Wouter de Bres built a free online book about psychology for designers. Forty chapters, organized around four areas: the people you design for, the interface you put in front of them, your own cognition while designing, and the organization that can override all of it before you ship. The introduction explains why he made the site:
Every decision you make as a designer is a claim about how a person will think, feel, or behave. Where you put a button is a claim about where people look. What you show on an empty state is a claim about what people need when they feel lost. Whether you use a progress bar is a claim about how people experience effort. You make these claims every day. The only question is whether you make them with understanding of how people actually think and work, or just with a gut feeling and a deadline.
That is the useful provocation: design is already full of behavioral claims, even when nobody names them that way. Chapter 14 goes after “intuitive”:
“Intuitive” is one of the slipperiest words in a design review. Designers say it all the time and nobody pushes back because it sounds like evidence. Usually it is not. Most of the time it is just a description of how familiar the designer feels with the thing they made, and that is a weak way to judge whether it will work for someone else.
Most of the time, intuitive just means familiar.
That chapter is the internal trap: designers can mistake their fluency for the user’s. Chapter 27 is the external version of the same problem, where teams underestimate how expensive it is for users to leave an existing routine:
This is what teams underestimate when they say users are irrational for sticking with a worse tool. They are not running a fresh comparison every morning. They are moving inside a routine that already became cheap to repeat. Less thought. Less searching. Less risk. Your product may be better once it is learned. The old one is better at 9:03 a.m. on a busy Tuesday.

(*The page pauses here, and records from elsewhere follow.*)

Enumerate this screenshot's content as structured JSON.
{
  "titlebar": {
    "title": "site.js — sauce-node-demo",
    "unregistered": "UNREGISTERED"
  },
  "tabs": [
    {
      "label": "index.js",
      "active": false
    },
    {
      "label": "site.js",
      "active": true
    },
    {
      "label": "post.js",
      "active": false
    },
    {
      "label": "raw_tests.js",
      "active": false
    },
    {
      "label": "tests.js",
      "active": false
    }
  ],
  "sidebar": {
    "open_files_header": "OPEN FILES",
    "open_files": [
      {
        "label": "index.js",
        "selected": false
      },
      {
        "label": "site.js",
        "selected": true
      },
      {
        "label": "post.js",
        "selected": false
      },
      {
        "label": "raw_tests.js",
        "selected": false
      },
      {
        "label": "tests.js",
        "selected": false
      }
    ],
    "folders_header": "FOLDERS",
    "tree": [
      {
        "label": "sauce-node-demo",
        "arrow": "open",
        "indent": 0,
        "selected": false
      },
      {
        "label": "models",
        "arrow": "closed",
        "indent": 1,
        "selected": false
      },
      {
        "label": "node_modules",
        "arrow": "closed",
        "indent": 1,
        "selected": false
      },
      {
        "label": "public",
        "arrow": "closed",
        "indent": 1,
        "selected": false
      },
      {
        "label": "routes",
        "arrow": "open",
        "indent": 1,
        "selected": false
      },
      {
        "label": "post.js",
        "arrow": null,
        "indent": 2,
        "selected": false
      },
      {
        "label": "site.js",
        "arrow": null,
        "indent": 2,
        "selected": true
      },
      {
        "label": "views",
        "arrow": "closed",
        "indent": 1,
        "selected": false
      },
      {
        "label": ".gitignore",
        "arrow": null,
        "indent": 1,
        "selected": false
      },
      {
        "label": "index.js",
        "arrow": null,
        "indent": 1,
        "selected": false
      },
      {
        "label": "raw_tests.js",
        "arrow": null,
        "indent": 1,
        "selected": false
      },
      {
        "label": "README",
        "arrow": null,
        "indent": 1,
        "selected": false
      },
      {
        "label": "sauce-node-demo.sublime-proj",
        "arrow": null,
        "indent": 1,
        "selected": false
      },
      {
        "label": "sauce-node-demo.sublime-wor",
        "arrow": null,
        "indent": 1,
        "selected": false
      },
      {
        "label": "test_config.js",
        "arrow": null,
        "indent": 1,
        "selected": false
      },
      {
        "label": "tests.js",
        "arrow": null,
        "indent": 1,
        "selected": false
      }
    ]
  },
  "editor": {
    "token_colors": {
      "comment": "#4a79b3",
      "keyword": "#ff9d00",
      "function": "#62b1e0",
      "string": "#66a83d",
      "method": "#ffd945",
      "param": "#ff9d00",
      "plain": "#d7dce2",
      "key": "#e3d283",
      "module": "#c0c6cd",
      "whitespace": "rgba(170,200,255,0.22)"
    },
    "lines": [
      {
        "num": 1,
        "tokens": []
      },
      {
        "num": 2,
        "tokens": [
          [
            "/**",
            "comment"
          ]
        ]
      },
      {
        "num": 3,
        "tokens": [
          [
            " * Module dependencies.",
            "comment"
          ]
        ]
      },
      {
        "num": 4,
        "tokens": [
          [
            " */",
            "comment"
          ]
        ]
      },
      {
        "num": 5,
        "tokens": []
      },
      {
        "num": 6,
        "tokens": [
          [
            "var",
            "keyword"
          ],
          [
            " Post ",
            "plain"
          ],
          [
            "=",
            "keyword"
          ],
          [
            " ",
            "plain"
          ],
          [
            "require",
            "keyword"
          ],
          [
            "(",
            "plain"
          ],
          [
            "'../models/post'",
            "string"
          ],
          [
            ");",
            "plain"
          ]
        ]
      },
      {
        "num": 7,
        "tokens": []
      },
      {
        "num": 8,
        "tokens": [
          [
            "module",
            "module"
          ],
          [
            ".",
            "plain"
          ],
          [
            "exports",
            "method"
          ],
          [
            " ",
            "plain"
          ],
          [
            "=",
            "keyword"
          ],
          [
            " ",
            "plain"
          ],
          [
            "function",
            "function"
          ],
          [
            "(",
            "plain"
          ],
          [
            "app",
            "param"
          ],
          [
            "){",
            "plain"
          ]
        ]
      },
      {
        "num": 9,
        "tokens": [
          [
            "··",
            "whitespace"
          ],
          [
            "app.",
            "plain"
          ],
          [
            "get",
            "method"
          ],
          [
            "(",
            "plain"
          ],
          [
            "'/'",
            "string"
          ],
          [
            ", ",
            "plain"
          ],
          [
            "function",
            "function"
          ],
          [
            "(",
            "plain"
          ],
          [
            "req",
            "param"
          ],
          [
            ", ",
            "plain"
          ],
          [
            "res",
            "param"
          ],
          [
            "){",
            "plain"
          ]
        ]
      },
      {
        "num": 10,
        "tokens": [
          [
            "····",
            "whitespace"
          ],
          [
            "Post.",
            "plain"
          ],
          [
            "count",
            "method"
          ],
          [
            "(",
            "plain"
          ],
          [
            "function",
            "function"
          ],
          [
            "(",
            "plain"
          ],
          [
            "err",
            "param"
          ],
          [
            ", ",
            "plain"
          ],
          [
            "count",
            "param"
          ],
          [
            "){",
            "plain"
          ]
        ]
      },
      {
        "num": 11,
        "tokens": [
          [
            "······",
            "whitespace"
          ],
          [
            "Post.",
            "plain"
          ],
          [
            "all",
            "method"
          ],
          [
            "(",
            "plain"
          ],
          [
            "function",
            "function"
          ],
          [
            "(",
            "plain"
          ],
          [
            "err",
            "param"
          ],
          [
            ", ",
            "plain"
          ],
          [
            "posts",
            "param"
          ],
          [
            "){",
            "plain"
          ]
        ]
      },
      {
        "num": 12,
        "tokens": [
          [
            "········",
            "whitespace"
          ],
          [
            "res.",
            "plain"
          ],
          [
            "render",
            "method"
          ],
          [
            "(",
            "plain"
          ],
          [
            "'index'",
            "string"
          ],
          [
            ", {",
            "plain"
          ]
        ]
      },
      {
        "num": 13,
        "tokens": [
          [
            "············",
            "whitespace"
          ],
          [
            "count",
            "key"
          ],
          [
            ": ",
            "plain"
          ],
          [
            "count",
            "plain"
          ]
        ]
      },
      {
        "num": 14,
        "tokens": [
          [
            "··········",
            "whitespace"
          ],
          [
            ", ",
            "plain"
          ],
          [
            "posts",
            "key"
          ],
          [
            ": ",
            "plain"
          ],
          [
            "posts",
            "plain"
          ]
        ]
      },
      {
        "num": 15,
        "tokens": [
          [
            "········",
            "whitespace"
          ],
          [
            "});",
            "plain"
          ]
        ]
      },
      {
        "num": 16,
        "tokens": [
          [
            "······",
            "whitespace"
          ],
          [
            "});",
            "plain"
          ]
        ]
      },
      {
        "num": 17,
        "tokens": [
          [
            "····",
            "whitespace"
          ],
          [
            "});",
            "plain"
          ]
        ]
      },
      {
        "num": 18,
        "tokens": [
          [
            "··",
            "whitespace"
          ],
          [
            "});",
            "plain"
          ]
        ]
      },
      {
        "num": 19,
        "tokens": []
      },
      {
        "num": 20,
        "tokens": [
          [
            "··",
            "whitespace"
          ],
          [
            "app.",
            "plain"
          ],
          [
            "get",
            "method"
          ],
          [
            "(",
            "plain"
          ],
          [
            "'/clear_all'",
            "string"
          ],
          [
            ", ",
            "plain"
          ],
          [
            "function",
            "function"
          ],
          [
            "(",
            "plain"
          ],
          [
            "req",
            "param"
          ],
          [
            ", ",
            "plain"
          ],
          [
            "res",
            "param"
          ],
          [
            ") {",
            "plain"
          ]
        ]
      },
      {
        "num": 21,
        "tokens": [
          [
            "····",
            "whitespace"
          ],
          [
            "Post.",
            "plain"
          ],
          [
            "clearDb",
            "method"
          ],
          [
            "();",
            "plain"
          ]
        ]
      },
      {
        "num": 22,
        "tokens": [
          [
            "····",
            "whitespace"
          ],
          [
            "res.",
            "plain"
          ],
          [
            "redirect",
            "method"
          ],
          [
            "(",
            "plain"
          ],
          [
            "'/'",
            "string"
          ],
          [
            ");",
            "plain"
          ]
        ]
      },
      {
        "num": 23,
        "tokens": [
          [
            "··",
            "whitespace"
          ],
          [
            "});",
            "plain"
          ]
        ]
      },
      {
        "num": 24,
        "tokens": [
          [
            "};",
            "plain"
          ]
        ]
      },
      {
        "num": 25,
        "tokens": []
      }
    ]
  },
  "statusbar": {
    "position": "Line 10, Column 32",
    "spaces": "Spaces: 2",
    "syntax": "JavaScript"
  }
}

A lot of product strategy gets built around the wrong moment. Teams compare tools in a calm demo state. Users switch in the middle of real work, with deadlines, interruptions, and habits already in motion.
The two chapters work well together because they correct the same designer bias from opposite sides. Inside the team, “intuitive” often means “familiar to us.” Outside the team, a worse incumbent can still win because it is familiar to the user. The design implication is brutal but useful: better is not enough. The experience has to be easier to understand, easier to try, and cheaper to switch into during real work.